After completing his studies, Alexander van der Capellen traveled to various foreign areas; in particular he lived in France for several years. In 1620 he returned to his homeland. Four years later, in 1624, he was accepted into the knighthood of the County of Zutphen, then a member of the Chamber of Accounts and judge in the Doesburg district . When he married Emilia van Zuylen van Nyevelt in 1626, she brought him the rule of Aartsbergen as a dowry in the marriage.

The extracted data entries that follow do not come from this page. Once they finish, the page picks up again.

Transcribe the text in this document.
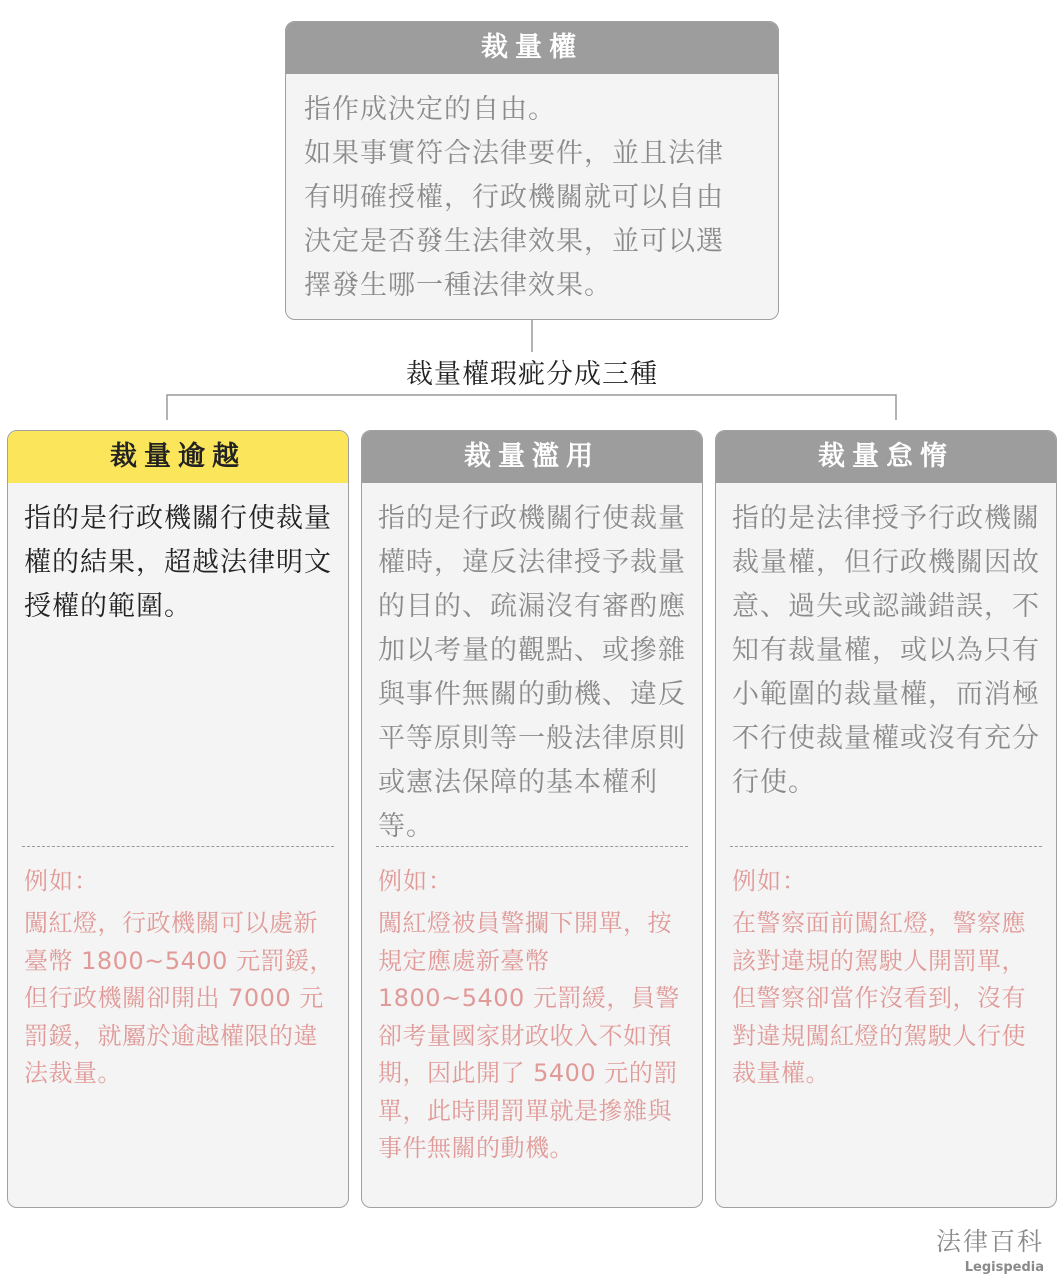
裁量權

指作成決定的自由。

如果事實符合法律要件，並且法律

有明確授權，行政機關就可以自由

決定是否發生法律效果，並可以選

擇發生哪一種法律效果。

裁量權瑕疵分成三種
裁量逾越
指的是行政機關行使裁量權的結果，超越法律明文授權的範圍。
例如：
闖紅燈，行政機關可以處新臺幣 1800~5400 元罰鍰，但行政機關卻開出 7000 元罰鍰，就屬於逾越權限的違法裁量。
裁量濫用
指的是行政機關行使裁量權時，違反法律授予裁量的目的、疏漏沒有審酌應加以考量的觀點、或摻雜與事件無關的動機、違反平等原則等一般法律原則或憲法保障的基本權利等。
例如：
闖紅燈被員警攔下開單，按規定應處新臺幣 1800~5400 元罰緩，員警卻考量國家財政收入不如預期，因此開了 5400 元的罰單，此時開罰單就是摻雜與事件無關的動機。
裁量怠惰
指的是法律授予行政機關裁量權，但行政機關因故意、過失或認識錯誤，不知有裁量權，或以為只有小範圍的裁量權，而消極不行使裁量權或沒有充分行使。
例如：
在警察面前闖紅燈，警察應該對違規的駕駛人開罰單，但警察卻當作沒看到，沒有對違規闖紅燈的駕駛人行使裁量權。
法律百科
Legispedia
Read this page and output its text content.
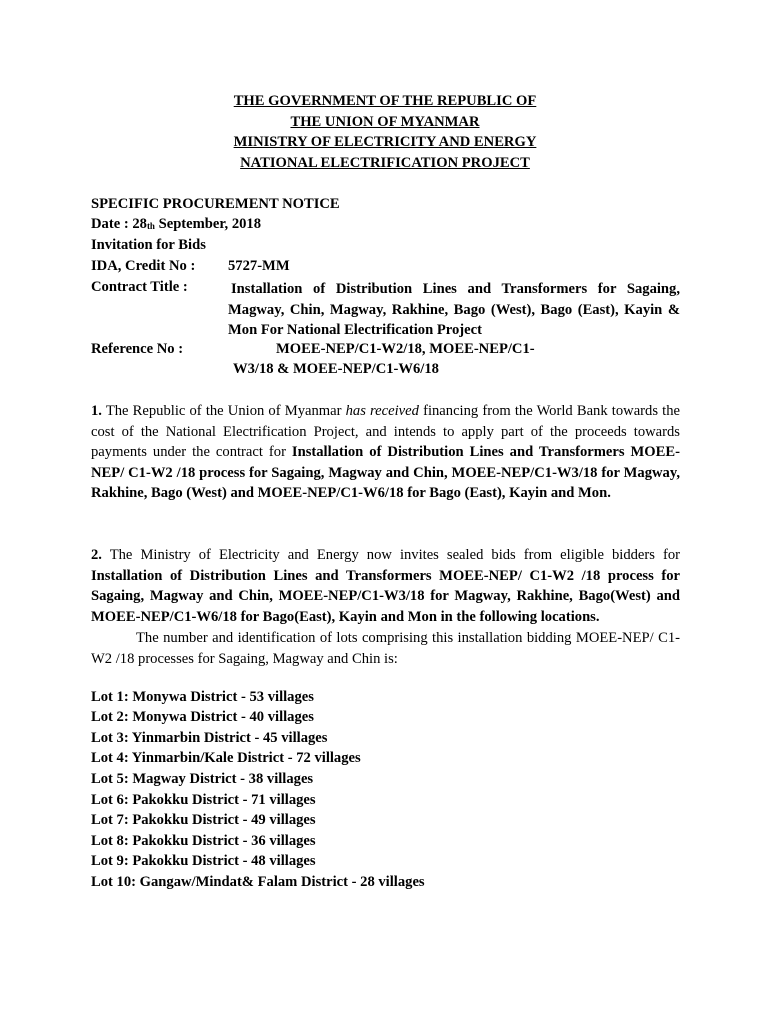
THE GOVERNMENT OF THE REPUBLIC OF
THE UNION OF MYANMAR
MINISTRY OF ELECTRICITY AND ENERGY
NATIONAL ELECTRIFICATION PROJECT
SPECIFIC PROCUREMENT NOTICE
Date : 28th September, 2018
Invitation for Bids
IDA, Credit No : 5727-MM
Contract Title :	Installation of Distribution Lines and Transformers for Sagaing, Magway, Chin, Magway, Rakhine, Bago (West), Bago (East), Kayin & Mon For National Electrification Project

Reference No :	MOEE-NEP/C1-W2/18, MOEE-NEP/C1-
W3/18 & MOEE-NEP/C1-W6/18

1. The Republic of the Union of Myanmar has received financing from the World Bank towards the cost of the National Electrification Project, and intends to apply part of the proceeds towards payments under the contract for Installation of Distribution Lines and Transformers MOEE-NEP/ C1-W2 /18 process for Sagaing, Magway and Chin, MOEE-NEP/C1-W3/18 for Magway, Rakhine, Bago (West) and MOEE-NEP/C1-W6/18 for Bago (East), Kayin and Mon.

2. The Ministry of Electricity and Energy now invites sealed bids from eligible bidders for Installation of Distribution Lines and Transformers MOEE-NEP/ C1-W2 /18 process for Sagaing, Magway and Chin, MOEE-NEP/C1-W3/18 for Magway, Rakhine, Bago(West) and MOEE-NEP/C1-W6/18 for Bago(East), Kayin and Mon in the following locations.

The number and identification of lots comprising this installation bidding MOEE-NEP/ C1-W2 /18 processes for Sagaing, Magway and Chin is:

Lot 1: Monywa District - 53 villages
Lot 2: Monywa District - 40 villages
Lot 3: Yinmarbin District - 45 villages
Lot 4: Yinmarbin/Kale District - 72 villages
Lot 5: Magway District - 38 villages
Lot 6: Pakokku District - 71 villages
Lot 7: Pakokku District - 49 villages
Lot 8: Pakokku District - 36 villages
Lot 9: Pakokku District - 48 villages
Lot 10: Gangaw/Mindat& Falam District - 28 villages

From 1635 Alexander van der Capellen was an advisor to Friedrich Heinrich , the governor of the United Netherlands , and a close friend of his son Wilhelm II , whose actions he nevertheless openly criticized at times. When the estates of the province of Holland decided in 1650 to reduce their troops and thereupon Wilhelm II and the other Dutch provinces resolutely opposed this measure, Alexander van der Capellen stood entirely on the side of the governor and admonished the Dutch in particular to Dordrecht, but other cities also directed manifestos to subordinate themselves again to Wilhelm's leadership. Jan Wagenaar and other early Dutch historians have accused him of being a completely obedient partisan of Wilhelm and of giving him some pernicious advice. He was supposed to have been the main initiator of the arrest of reluctant members of the Dutch estates and the governor's coup d'état against Amsterdam . He partially refuted these allegations in his memoirs, which reached from 1621 to 1654 and were published by his descendant Robert Jasper van der Capellen from 1777 to 1778, portraying him as a man loyal to the House of Orange, but also a very moderate and peace-loving man. His consistently credible memorabilia also sheds interesting light on the epoch in Dutch history when the Protestant republic successfully fought off the last onslaught of the Spanish Habsburgs . After Wilhelm's death (1650) Alexander van der Capellen lost his political influence and died in Dordrecht in 1656.